Uma rede escolar da Islândia promove a separação entre meninos e meninas. O currículo de dissociação de género mantém as crianças separadas por género durante a maior parte do dia com o objetivo de enfrentar as fraquezas de cada um dos sexos, compensando-as. As vantagens deste tipo de modelos são questionáveis.

O sistema Hjalli, assim é chamado este modelo educativo feminista, foi implementado no jardim de infância Laufásborg, no centro de Reiquiavique. Margrét Pála Ólafsdóttir, “feminista convicta”, segundo a descrição do El País, é a criadora do conceito e fundadora de 17 jardins de infância e escolas básicas islandesas que seguem este sistema de separação de sexos.

Nestas escolas é normal as meninas estarem a praticar atividades mais físicas e os meninos a aprenderem a comunicar e a falar sobre os seus sentimentos. Ao El País, Margrét Pála Ólafsdóttir afirma o objetivo de “empoderar” as raparigas, para que acreditem em si mesmas, sejam fortes e façam ouvir a própria voz. Em relação aos rapazes, a defensora do sistema Hjalli refere que quando saírem das escolas, os meninos vão ser os novos feministas da Islândia, considerado há nove anos o país mais igualitário do mundo pelo Fórum Económico Mundial.

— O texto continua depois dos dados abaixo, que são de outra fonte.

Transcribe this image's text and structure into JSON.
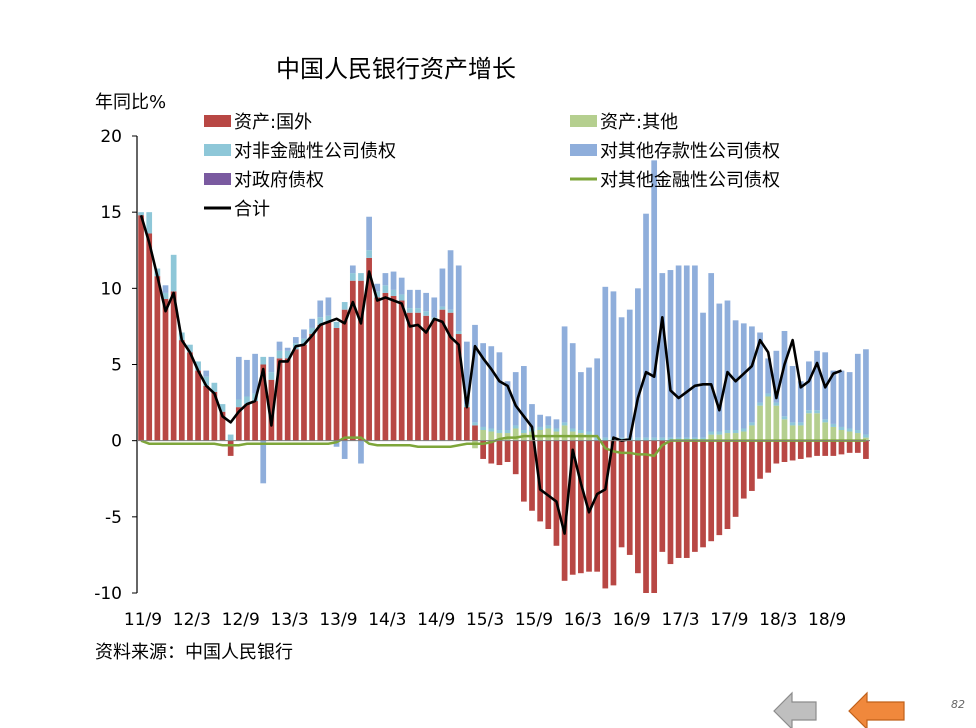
{
  "chart_data": {
    "type": "bar",
    "title": "中国人民银行资产增长",
    "ylabel": "年同比%",
    "source": "资料来源：中国人民银行",
    "ylim": [
      -10,
      20
    ],
    "yticks": [
      20,
      15,
      10,
      5,
      0,
      -5,
      -10
    ],
    "x_tick_labels": [
      "11/9",
      "12/3",
      "12/9",
      "13/3",
      "13/9",
      "14/3",
      "14/9",
      "15/3",
      "15/9",
      "16/3",
      "16/9",
      "17/3",
      "17/9",
      "18/3",
      "18/9"
    ],
    "legend": [
      {
        "label": "资产:国外",
        "kind": "bar",
        "color": "#b84744"
      },
      {
        "label": "资产:其他",
        "kind": "bar",
        "color": "#b5cf8f"
      },
      {
        "label": "对非金融性公司债权",
        "kind": "bar",
        "color": "#8ec7d8"
      },
      {
        "label": "对其他存款性公司债权",
        "kind": "bar",
        "color": "#8faedb"
      },
      {
        "label": "对政府债权",
        "kind": "bar",
        "color": "#7a5aa0"
      },
      {
        "label": "对其他金融性公司债权",
        "kind": "line",
        "color": "#7ea63a"
      },
      {
        "label": "合计",
        "kind": "line",
        "color": "#000000"
      }
    ],
    "series": {
      "foreign": [
        14.8,
        13.6,
        10.8,
        9.3,
        9.8,
        6.6,
        5.8,
        4.6,
        3.6,
        3.2,
        1.9,
        -1.0,
        2.2,
        2.4,
        2.6,
        5.0,
        4.0,
        5.4,
        5.4,
        6.0,
        6.3,
        7.0,
        7.6,
        7.8,
        7.4,
        8.6,
        10.5,
        10.5,
        12.0,
        9.4,
        9.7,
        9.5,
        9.2,
        8.4,
        8.4,
        8.2,
        7.9,
        8.6,
        8.4,
        7.0,
        2.2,
        1.0,
        -1.2,
        -1.5,
        -1.6,
        -1.4,
        -2.2,
        -4.0,
        -4.6,
        -5.3,
        -5.8,
        -6.9,
        -9.2,
        -8.8,
        -8.7,
        -8.6,
        -8.6,
        -9.7,
        -9.5,
        -7.0,
        -7.5,
        -8.7,
        -10.0,
        -10.0,
        -7.3,
        -8.1,
        -7.7,
        -7.7,
        -7.3,
        -7.0,
        -6.6,
        -6.2,
        -5.8,
        -5.0,
        -3.8,
        -3.3,
        -2.5,
        -2.1,
        -1.5,
        -1.4,
        -1.3,
        -1.2,
        -1.1,
        -1.0,
        -1.0,
        -1.0,
        -0.9,
        -0.8,
        -0.8,
        -1.2
      ],
      "other": [
        0,
        0,
        0,
        0,
        0,
        0,
        0,
        0,
        0,
        0,
        0,
        0,
        0,
        0,
        0,
        0,
        0,
        0,
        0,
        0,
        0,
        0,
        0,
        0,
        0,
        0,
        0,
        0,
        0,
        0,
        0,
        0,
        0,
        0,
        0,
        0,
        0,
        0,
        0,
        0,
        0,
        -0.5,
        0.7,
        0.6,
        0.5,
        0.5,
        0.8,
        0.5,
        0.6,
        0.7,
        0.8,
        0.6,
        1.0,
        0.6,
        0.5,
        0.4,
        0,
        0,
        0,
        0,
        0,
        0,
        0,
        0,
        0,
        0,
        0,
        0,
        0,
        0,
        0.4,
        0.4,
        0.5,
        0.5,
        0.6,
        1.0,
        2.3,
        2.9,
        2.3,
        1.4,
        1.0,
        1.0,
        1.8,
        1.8,
        1.2,
        0.9,
        0.7,
        0.6,
        0.5,
        0.2
      ],
      "nonfin": [
        0.2,
        1.4,
        0.5,
        0.4,
        2.4,
        0.5,
        0.5,
        0.6,
        0.6,
        0.6,
        0.5,
        0.4,
        0.5,
        0.5,
        0.5,
        0.5,
        0.5,
        0.5,
        0.5,
        0.4,
        0.4,
        0.4,
        0.5,
        0.4,
        0.4,
        0.5,
        0.5,
        0.5,
        0.5,
        0.4,
        0.5,
        0.4,
        0.4,
        0.3,
        0.3,
        0.3,
        0.2,
        0.2,
        0.2,
        0.2,
        0.2,
        0.2,
        0.2,
        0.2,
        0.2,
        0.2,
        0.2,
        0.2,
        0.2,
        0.2,
        0.2,
        0.2,
        0.2,
        0.2,
        0.2,
        0.2,
        0.2,
        0.2,
        0.2,
        0.2,
        0.2,
        0.2,
        0.2,
        0.2,
        0.2,
        0.2,
        0.2,
        0.2,
        0.2,
        0.2,
        0.2,
        0.2,
        0.2,
        0.2,
        0.2,
        0.2,
        0.2,
        0.2,
        0.2,
        0.2,
        0.2,
        0.2,
        0.2,
        0.2,
        0.2,
        0.2,
        0.2,
        0.2,
        0.2,
        0.2
      ],
      "banks": [
        0,
        0,
        0,
        0.5,
        0,
        0,
        0,
        0,
        0.4,
        0,
        0,
        0,
        2.8,
        2.4,
        2.6,
        -2.8,
        1.0,
        0.6,
        0.2,
        0.4,
        0.6,
        0.6,
        1.1,
        1.2,
        -0.4,
        -1.2,
        0.5,
        -1.5,
        2.2,
        0.5,
        0.8,
        1.2,
        1.1,
        1.2,
        1.2,
        1.2,
        1.3,
        2.5,
        3.9,
        4.3,
        4.1,
        6.4,
        5.5,
        5.4,
        5.1,
        3.2,
        3.5,
        4.2,
        1.6,
        0.8,
        0.6,
        0.6,
        6.3,
        5.6,
        3.8,
        4.2,
        5.2,
        9.9,
        9.6,
        7.9,
        8.4,
        9.8,
        14.7,
        18.2,
        10.8,
        11.0,
        11.3,
        11.3,
        11.3,
        8.2,
        10.4,
        8.4,
        8.5,
        7.2,
        6.9,
        6.3,
        4.6,
        2.3,
        3.4,
        5.6,
        3.7,
        2.7,
        3.2,
        3.9,
        4.4,
        3.5,
        3.7,
        3.7,
        5.0,
        5.6
      ],
      "gov": [
        0,
        0,
        0,
        0,
        0,
        0,
        0,
        0,
        0,
        0,
        0,
        0,
        0,
        0,
        0,
        0,
        0,
        0,
        0,
        0,
        0,
        0,
        0,
        0,
        0,
        0,
        0,
        0,
        0,
        0,
        0,
        0,
        0,
        0,
        0,
        0,
        0,
        0,
        0,
        0,
        0,
        0,
        0,
        0,
        0,
        0,
        0,
        0,
        0,
        0,
        0,
        0,
        0,
        0,
        0,
        0,
        0,
        0,
        0,
        0,
        0,
        0,
        0,
        0,
        0,
        0,
        0,
        0,
        0,
        0,
        0,
        0,
        0,
        0,
        0,
        0,
        0,
        0,
        0,
        0,
        0,
        0,
        0,
        0,
        0,
        0,
        0,
        0,
        0,
        0
      ],
      "otherfin": [
        0,
        -0.2,
        -0.2,
        -0.2,
        -0.2,
        -0.2,
        -0.2,
        -0.2,
        -0.2,
        -0.2,
        -0.3,
        -0.3,
        -0.3,
        -0.2,
        -0.2,
        -0.2,
        -0.2,
        -0.2,
        -0.2,
        -0.2,
        -0.2,
        -0.2,
        -0.2,
        -0.2,
        -0.1,
        0.2,
        0.2,
        0.2,
        -0.2,
        -0.3,
        -0.3,
        -0.3,
        -0.3,
        -0.3,
        -0.4,
        -0.4,
        -0.4,
        -0.4,
        -0.4,
        -0.3,
        -0.2,
        -0.2,
        -0.2,
        -0.1,
        0.1,
        0.2,
        0.2,
        0.3,
        0.3,
        0.3,
        0.3,
        0.3,
        0.3,
        0.3,
        0.3,
        0.3,
        0.3,
        -0.5,
        -0.7,
        -0.8,
        -0.8,
        -0.9,
        -0.9,
        -1.0,
        -0.3,
        0,
        0,
        0,
        0,
        0,
        0,
        0,
        0,
        0,
        0,
        0,
        0,
        0,
        0,
        0,
        0,
        0,
        0,
        0,
        0,
        0,
        0,
        0,
        0,
        0
      ],
      "total": [
        14.8,
        13.0,
        10.8,
        8.5,
        9.7,
        6.6,
        5.8,
        4.6,
        3.6,
        3.1,
        1.6,
        1.2,
        1.9,
        2.4,
        2.6,
        4.7,
        1.0,
        5.2,
        5.2,
        6.2,
        6.3,
        6.9,
        7.6,
        7.8,
        8.0,
        7.7,
        9.1,
        7.7,
        11.1,
        9.2,
        9.4,
        9.2,
        9.0,
        7.5,
        7.6,
        7.1,
        8.0,
        7.8,
        6.8,
        6.3,
        2.2,
        6.2,
        5.4,
        4.7,
        3.9,
        3.6,
        2.3,
        1.6,
        0.9,
        -3.2,
        -3.6,
        -4.0,
        -6.1,
        -0.6,
        -2.8,
        -4.7,
        -3.5,
        -3.2,
        0.2,
        0.0,
        0.1,
        2.8,
        4.5,
        4.2,
        8.1,
        3.3,
        2.8,
        3.2,
        3.6,
        3.7,
        3.7,
        2.0,
        4.5,
        3.9,
        4.4,
        4.9,
        6.6,
        5.8,
        2.8,
        5.0,
        6.6,
        3.5,
        3.9,
        5.1,
        3.5,
        4.4,
        4.6
      ]
    }
  },
  "nav": {
    "prev": "上一页",
    "next": "下一页"
  },
  "page_number": "82"
}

Pála Ólafsdóttir defende que os sistemas de ensino comuns fazem com que “as meninas, mais adiantadas, recebam menos atenção do que os meninos, mais atrasados” no desenvolvimento.

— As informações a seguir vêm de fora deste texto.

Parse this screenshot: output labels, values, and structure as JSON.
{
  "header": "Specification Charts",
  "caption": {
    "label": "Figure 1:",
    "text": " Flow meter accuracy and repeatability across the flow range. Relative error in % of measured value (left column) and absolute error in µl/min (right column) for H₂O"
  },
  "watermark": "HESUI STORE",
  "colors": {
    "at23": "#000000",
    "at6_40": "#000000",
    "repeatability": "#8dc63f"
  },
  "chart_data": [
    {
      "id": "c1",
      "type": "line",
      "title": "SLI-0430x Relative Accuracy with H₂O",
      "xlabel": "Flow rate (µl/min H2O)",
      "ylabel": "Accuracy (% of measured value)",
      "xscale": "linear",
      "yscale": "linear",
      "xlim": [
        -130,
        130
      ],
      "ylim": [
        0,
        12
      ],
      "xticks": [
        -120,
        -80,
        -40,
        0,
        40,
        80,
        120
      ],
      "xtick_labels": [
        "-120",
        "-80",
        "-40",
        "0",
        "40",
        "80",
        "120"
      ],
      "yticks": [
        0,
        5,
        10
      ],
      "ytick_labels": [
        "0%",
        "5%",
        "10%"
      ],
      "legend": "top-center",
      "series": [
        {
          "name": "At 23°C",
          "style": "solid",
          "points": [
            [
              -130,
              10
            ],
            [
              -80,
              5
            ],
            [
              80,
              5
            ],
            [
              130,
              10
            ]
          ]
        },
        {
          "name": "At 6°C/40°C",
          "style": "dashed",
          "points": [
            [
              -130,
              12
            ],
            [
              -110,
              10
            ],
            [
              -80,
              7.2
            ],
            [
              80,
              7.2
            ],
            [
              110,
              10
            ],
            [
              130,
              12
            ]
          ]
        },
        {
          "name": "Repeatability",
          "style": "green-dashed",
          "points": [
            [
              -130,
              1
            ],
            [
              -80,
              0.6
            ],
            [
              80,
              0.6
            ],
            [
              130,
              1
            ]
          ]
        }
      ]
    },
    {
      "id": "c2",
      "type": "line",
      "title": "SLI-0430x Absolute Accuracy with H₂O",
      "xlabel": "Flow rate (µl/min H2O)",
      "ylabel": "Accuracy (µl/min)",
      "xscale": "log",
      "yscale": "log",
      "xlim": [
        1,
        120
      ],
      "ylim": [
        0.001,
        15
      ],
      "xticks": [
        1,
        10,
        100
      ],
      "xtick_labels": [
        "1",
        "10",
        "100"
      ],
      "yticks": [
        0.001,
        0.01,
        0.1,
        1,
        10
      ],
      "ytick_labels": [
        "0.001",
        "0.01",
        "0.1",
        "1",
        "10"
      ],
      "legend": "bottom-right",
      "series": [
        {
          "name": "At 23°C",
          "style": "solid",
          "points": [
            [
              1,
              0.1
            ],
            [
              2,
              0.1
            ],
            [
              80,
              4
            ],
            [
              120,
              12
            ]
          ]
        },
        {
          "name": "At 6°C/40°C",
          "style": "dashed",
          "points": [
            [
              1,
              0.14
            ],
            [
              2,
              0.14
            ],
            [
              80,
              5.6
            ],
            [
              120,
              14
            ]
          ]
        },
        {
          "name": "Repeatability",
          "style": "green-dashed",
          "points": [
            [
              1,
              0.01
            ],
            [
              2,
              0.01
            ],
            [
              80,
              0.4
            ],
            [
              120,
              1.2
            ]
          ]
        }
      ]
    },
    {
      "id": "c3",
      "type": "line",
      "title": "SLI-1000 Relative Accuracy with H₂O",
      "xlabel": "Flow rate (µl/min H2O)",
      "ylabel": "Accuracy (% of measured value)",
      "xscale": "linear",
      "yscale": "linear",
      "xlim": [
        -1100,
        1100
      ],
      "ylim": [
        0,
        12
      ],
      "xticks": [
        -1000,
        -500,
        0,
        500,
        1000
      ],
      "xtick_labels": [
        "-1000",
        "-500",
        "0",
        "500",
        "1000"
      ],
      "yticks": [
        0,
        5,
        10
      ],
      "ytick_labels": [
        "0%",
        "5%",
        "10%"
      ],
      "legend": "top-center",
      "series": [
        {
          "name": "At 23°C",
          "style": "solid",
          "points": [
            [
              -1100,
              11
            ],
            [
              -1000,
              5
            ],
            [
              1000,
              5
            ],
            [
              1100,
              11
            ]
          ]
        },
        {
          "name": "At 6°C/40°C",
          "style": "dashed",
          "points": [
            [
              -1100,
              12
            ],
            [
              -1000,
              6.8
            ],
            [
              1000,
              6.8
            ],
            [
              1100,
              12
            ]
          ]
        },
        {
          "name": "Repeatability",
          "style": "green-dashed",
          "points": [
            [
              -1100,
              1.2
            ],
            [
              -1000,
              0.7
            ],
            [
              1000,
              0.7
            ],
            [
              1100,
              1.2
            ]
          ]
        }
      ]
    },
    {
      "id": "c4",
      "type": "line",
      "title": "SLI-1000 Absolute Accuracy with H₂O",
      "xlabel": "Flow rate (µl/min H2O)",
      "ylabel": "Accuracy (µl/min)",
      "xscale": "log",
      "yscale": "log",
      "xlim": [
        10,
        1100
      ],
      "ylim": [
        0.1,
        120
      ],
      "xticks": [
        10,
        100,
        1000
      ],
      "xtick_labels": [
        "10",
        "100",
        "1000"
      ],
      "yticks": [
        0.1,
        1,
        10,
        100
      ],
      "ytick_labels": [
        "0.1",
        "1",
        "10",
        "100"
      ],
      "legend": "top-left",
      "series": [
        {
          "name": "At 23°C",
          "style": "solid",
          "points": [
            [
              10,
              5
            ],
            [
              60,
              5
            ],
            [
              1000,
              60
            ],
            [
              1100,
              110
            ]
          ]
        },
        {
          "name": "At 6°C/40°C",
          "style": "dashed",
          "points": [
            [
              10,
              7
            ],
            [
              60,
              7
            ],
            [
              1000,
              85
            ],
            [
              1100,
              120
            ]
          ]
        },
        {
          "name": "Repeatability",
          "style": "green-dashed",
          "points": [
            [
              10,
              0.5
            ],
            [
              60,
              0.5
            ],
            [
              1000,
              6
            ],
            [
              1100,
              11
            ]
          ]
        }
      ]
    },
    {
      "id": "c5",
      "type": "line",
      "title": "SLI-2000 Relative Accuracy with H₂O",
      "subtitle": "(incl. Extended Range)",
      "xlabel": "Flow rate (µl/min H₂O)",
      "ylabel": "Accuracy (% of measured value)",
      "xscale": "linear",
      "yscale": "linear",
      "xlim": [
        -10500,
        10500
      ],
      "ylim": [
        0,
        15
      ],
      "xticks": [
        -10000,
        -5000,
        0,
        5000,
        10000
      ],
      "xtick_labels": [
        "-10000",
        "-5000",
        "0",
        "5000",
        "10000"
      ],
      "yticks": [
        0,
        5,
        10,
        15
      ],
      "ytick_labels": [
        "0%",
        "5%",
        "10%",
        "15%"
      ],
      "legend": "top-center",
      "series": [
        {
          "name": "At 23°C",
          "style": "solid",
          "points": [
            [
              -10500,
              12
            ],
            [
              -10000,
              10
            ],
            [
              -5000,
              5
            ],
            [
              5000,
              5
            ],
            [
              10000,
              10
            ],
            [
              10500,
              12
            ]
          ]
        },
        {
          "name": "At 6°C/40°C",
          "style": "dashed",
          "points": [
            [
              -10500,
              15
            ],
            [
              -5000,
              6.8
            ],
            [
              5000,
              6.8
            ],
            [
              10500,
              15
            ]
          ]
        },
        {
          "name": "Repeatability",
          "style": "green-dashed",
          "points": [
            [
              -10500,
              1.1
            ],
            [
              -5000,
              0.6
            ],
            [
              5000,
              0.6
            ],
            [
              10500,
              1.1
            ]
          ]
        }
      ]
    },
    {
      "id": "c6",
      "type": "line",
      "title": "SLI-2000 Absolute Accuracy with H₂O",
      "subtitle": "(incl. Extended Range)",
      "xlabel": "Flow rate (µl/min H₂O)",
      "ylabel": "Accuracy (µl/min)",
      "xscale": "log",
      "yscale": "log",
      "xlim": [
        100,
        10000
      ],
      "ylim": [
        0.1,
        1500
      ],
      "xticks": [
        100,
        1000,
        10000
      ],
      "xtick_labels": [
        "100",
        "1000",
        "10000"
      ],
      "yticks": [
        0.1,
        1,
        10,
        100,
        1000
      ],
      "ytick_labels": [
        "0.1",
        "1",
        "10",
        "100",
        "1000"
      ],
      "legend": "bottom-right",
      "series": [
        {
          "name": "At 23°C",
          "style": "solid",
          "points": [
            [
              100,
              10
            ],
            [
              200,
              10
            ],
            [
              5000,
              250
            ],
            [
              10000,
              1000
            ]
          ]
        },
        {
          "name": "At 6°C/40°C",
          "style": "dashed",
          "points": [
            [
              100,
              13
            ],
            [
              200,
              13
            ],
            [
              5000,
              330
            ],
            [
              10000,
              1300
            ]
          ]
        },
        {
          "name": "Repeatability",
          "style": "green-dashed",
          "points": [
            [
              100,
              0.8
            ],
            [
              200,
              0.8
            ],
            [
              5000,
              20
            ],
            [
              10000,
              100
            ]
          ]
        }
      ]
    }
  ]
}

“Rotina, ordem e respeito” são os três pilares deste modelo educativo islandês, que apesar de promover a diferenciação, terá resultados positivos no que respeita às regras do convívio escolar e prevenção de comportamentos violentos. Ólafsdóttir garante que o treino das capacidades sociais e a promoção de um espírito de colaboração faz com que nas escolas Hjalli não haja assédio escolar e, de acordo com a fundadora do sistema, “uma investigação em Reiquiavique com crianças de nove anos encontrou bullying em todas as escolas, exceto na nossa”.

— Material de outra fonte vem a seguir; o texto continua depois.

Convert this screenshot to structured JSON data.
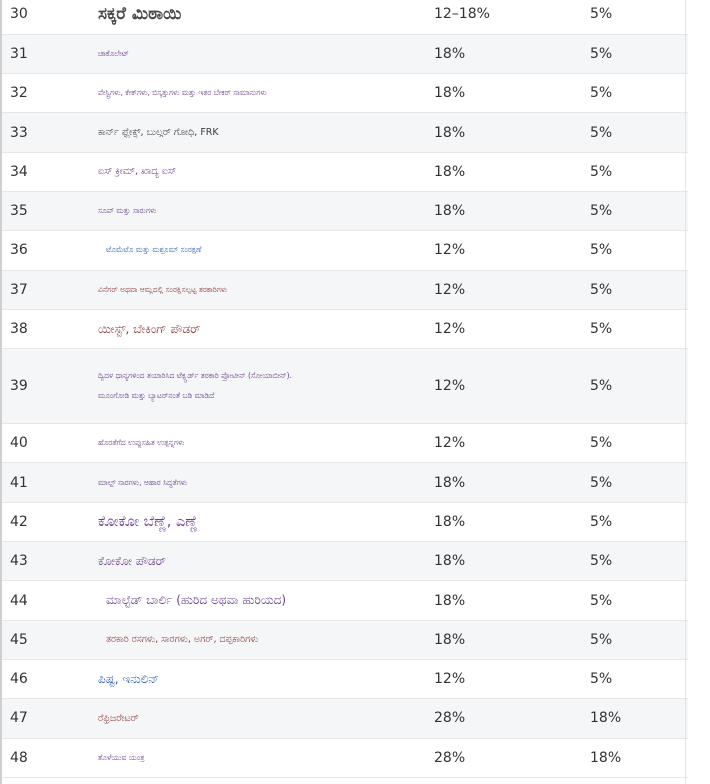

Segundo o El País, além da vertente baseada em currículos de ensino diferentes para rapazes e raparigas, o modelo islandês impulsiona uma cultura de responsabilização e liberdade. As crianças são estimuladas a tomarem as próprias decisões de um modo democrático, sendo convidadas da parte da manhã, depois de tirarem os sapatos como é característico das escolas islandesas e tomarem o pequeno almoço, a optarem pelas atividades que pretendem fazer ao longo dia.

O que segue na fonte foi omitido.